Nachdem der betroffene Rechtsanwalt erneut zur Rechtsanwaltschaft zugelassen worden war, beantragte die Generalstaatsanwaltschaft beim AnwGH, den Beschluss über die Einstellung des Verfahrens aufzuheben und das Verfahren fortzusetzen. Der AnwGH wies den Antrag zurück. Die Generalstaatsanwaltschaft legte hiergegen sofortige Beschwerde ein. Die sofortige Beschwerde wurde als unzulässig verworfen. Die durch das Rechtsmittel entstandenen Gerichtskosten wurden der Staatskasse, die gerichtlichen Auslagen und die dem Rechtanwalt entstandenen notwendigen Auslagen der Rechtsanwaltskammer auferlegt.
Der Verteidiger beantragte daraufhin die Festsetzung einer weiteren Pflichtverteidigervergütung für das Beschwerdeverfahren, und zwar einer Gebühr nach Nr. 6211 VV zuzüglich Auslagen und Umsatzsteuer.
Das AnwG hat den Antrag zurückgewiesen.
2 Aus den Gründen
Die vom Verteidiger zur Festsetzung angemeldete Verfahrensgebühr nach Nr. 6211 VV betrifft den dritten Rechtszug. In einem dritten Rechtszug ist der Verteidiger aber nicht tätig geworden.
Die Generalstaatsanwaltschaft hatte den Versuch unternommen, das Berufungsverfahren, also die zweite anwaltsgerichtliche Instanz, durch den AnwGH fortführen zu lassen. Dies lehnte der AnwGH ab; die hiergegen gerichtete Beschwerde wurde durch den BGH verworfen. Damit handelt es sich um ein Beschwerdeverfahren in Rahmen der zweiten gerichtlichen Instanz. Ein solches Beschwerdeverfahren stellt keine besondere Angelegenheit i.S.d. § 18 Nr. 5 RVG dar; für die Tätigkeit fallen keine gesondert abrechnungsfähigen Gebühren an, weil die Tätigkeiten des Rechtsanwalts grundsätzlich durch die jeweiligen Verfahrensgebühren (mit)abgegolten werden (vgl. hierzu u.a.
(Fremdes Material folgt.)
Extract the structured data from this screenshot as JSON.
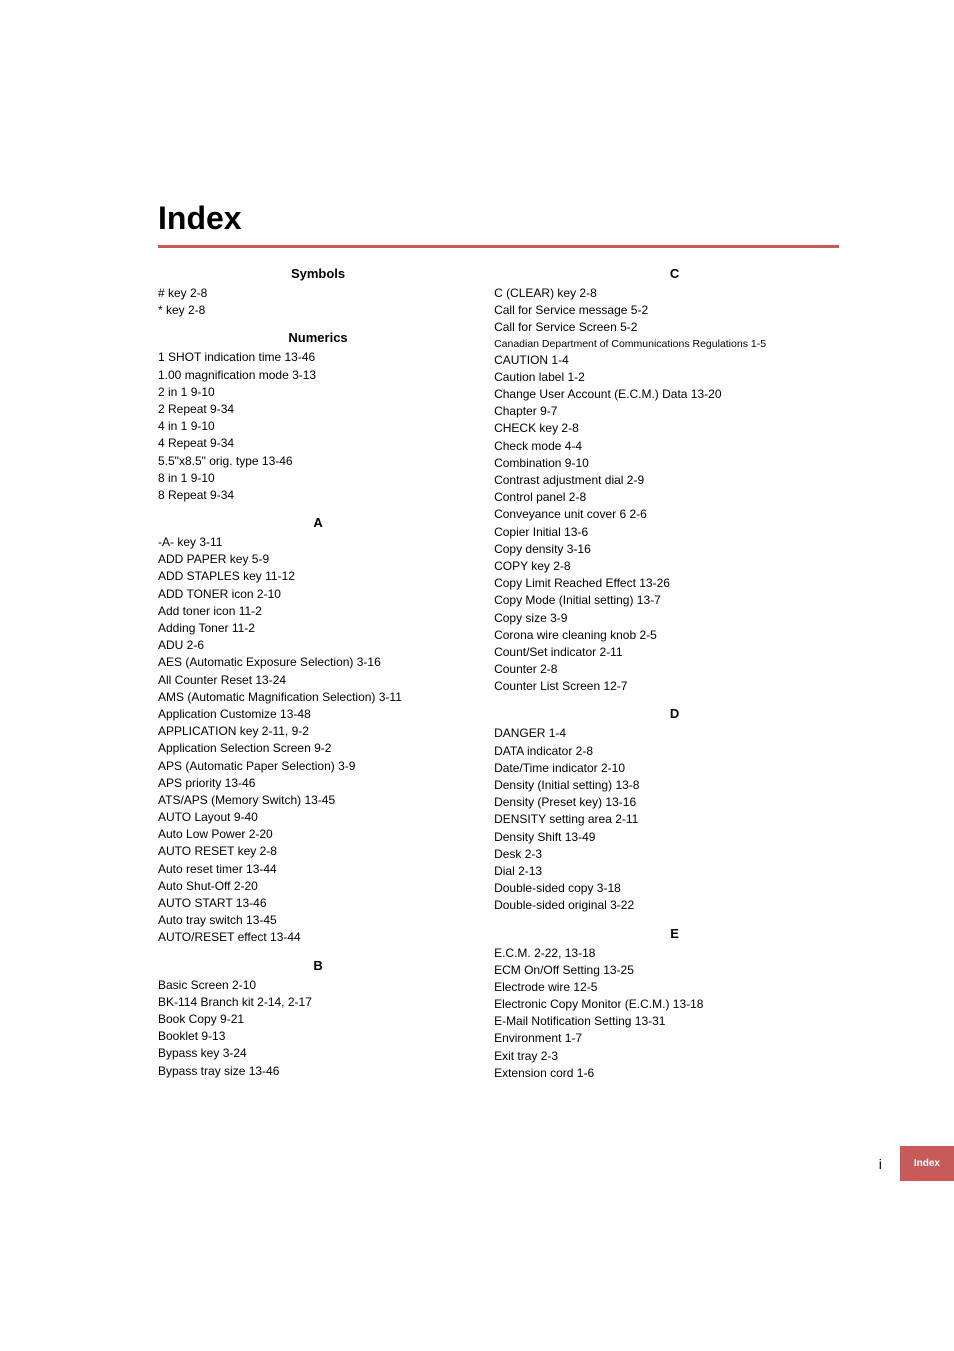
{
  "title": "Index",
  "footer": {
    "page_num": "i",
    "tab_label": "Index"
  },
  "left_sections": [
    {
      "heading": "Symbols",
      "entries": [
        "# key 2-8",
        "* key 2-8"
      ]
    },
    {
      "heading": "Numerics",
      "entries": [
        "1 SHOT indication time 13-46",
        "1.00 magnification mode 3-13",
        "2 in 1 9-10",
        "2 Repeat 9-34",
        "4 in 1 9-10",
        "4 Repeat 9-34",
        "5.5\"x8.5\" orig. type 13-46",
        "8 in 1 9-10",
        "8 Repeat 9-34"
      ]
    },
    {
      "heading": "A",
      "entries": [
        "-A- key 3-11",
        "ADD PAPER key 5-9",
        "ADD STAPLES key 11-12",
        "ADD TONER icon 2-10",
        "Add toner icon 11-2",
        "Adding Toner 11-2",
        "ADU 2-6",
        "AES (Automatic Exposure Selection) 3-16",
        "All Counter Reset 13-24",
        "AMS (Automatic Magnification Selection) 3-11",
        "Application Customize 13-48",
        "APPLICATION key 2-11, 9-2",
        "Application Selection Screen 9-2",
        "APS (Automatic Paper Selection) 3-9",
        "APS priority 13-46",
        "ATS/APS (Memory Switch) 13-45",
        "AUTO Layout 9-40",
        "Auto Low Power 2-20",
        "AUTO RESET key 2-8",
        "Auto reset timer 13-44",
        "Auto Shut-Off 2-20",
        "AUTO START 13-46",
        "Auto tray switch 13-45",
        "AUTO/RESET effect 13-44"
      ]
    },
    {
      "heading": "B",
      "entries": [
        "Basic Screen 2-10",
        "BK-114 Branch kit 2-14, 2-17",
        "Book Copy 9-21",
        "Booklet 9-13",
        "Bypass key 3-24",
        "Bypass tray size 13-46"
      ]
    }
  ],
  "right_sections": [
    {
      "heading": "C",
      "entries": [
        "C (CLEAR) key 2-8",
        "Call for Service message 5-2",
        "Call for Service Screen 5-2",
        {
          "text": "Canadian Department of Communications Regulations 1-5",
          "small": true
        },
        "CAUTION 1-4",
        "Caution label 1-2",
        "Change User Account (E.C.M.) Data 13-20",
        "Chapter 9-7",
        "CHECK key 2-8",
        "Check mode 4-4",
        "Combination 9-10",
        "Contrast adjustment dial 2-9",
        "Control panel 2-8",
        "Conveyance unit cover 6 2-6",
        "Copier Initial 13-6",
        "Copy density 3-16",
        "COPY key 2-8",
        "Copy Limit Reached Effect 13-26",
        "Copy Mode (Initial setting) 13-7",
        "Copy size 3-9",
        "Corona wire cleaning knob 2-5",
        "Count/Set indicator 2-11",
        "Counter 2-8",
        "Counter List Screen 12-7"
      ]
    },
    {
      "heading": "D",
      "entries": [
        "DANGER 1-4",
        "DATA indicator 2-8",
        "Date/Time indicator 2-10",
        "Density (Initial setting) 13-8",
        "Density (Preset key) 13-16",
        "DENSITY setting area 2-11",
        "Density Shift 13-49",
        "Desk 2-3",
        "Dial 2-13",
        "Double-sided copy 3-18",
        "Double-sided original 3-22"
      ]
    },
    {
      "heading": "E",
      "entries": [
        "E.C.M. 2-22, 13-18",
        "ECM On/Off Setting 13-25",
        "Electrode wire 12-5",
        "Electronic Copy Monitor (E.C.M.) 13-18",
        "E-Mail Notification Setting 13-31",
        "Environment 1-7",
        "Exit tray 2-3",
        "Extension cord 1-6"
      ]
    }
  ]
}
Burhoff, Die Abrechnung von Beschwerden in Straf- und Bußgeldsachen, RVGreport 2012 12 mit Verweis auf BGH NJW 2009, 2682 u.a.).
Ob ein etwaiger Mehraufwand durch das Beschwerdeverfahren nach der Differenztheorie gebührenrechtliche Auswirkungen gehabt haben könnte, ist vorliegend nicht zu entscheiden, da beigeordnete Pflichtverteidiger keine Betragsrahmengebühren, sondern aufwandsunabhängige Festgebühren abzurechnen haben.
Entnommen von www.burhoff.de
3 Anmerkung
Soweit das Gericht auf § 18 Nr. 5 RVG abgestellt hat, beruht dies offenbar darauf, dass das Gericht noch mit einer überholten Gesetzesfassung arbeitet. Richtig hätte es lauten müssen § 18 Abs. 1 Nr. 3 RVG. In der Sache wäre aber auch dies falsch gewesen, da § 18 Nr. 5 a.F. = § 18 Abs. 1 Nr. 3 RVG n.F. nichts mit Verfahren nach Teil 6 VV zu tun hat, sondern kraft seines ausdrücklichen Wortlauts nur für Verfahren nach Teil 3 VV gilt.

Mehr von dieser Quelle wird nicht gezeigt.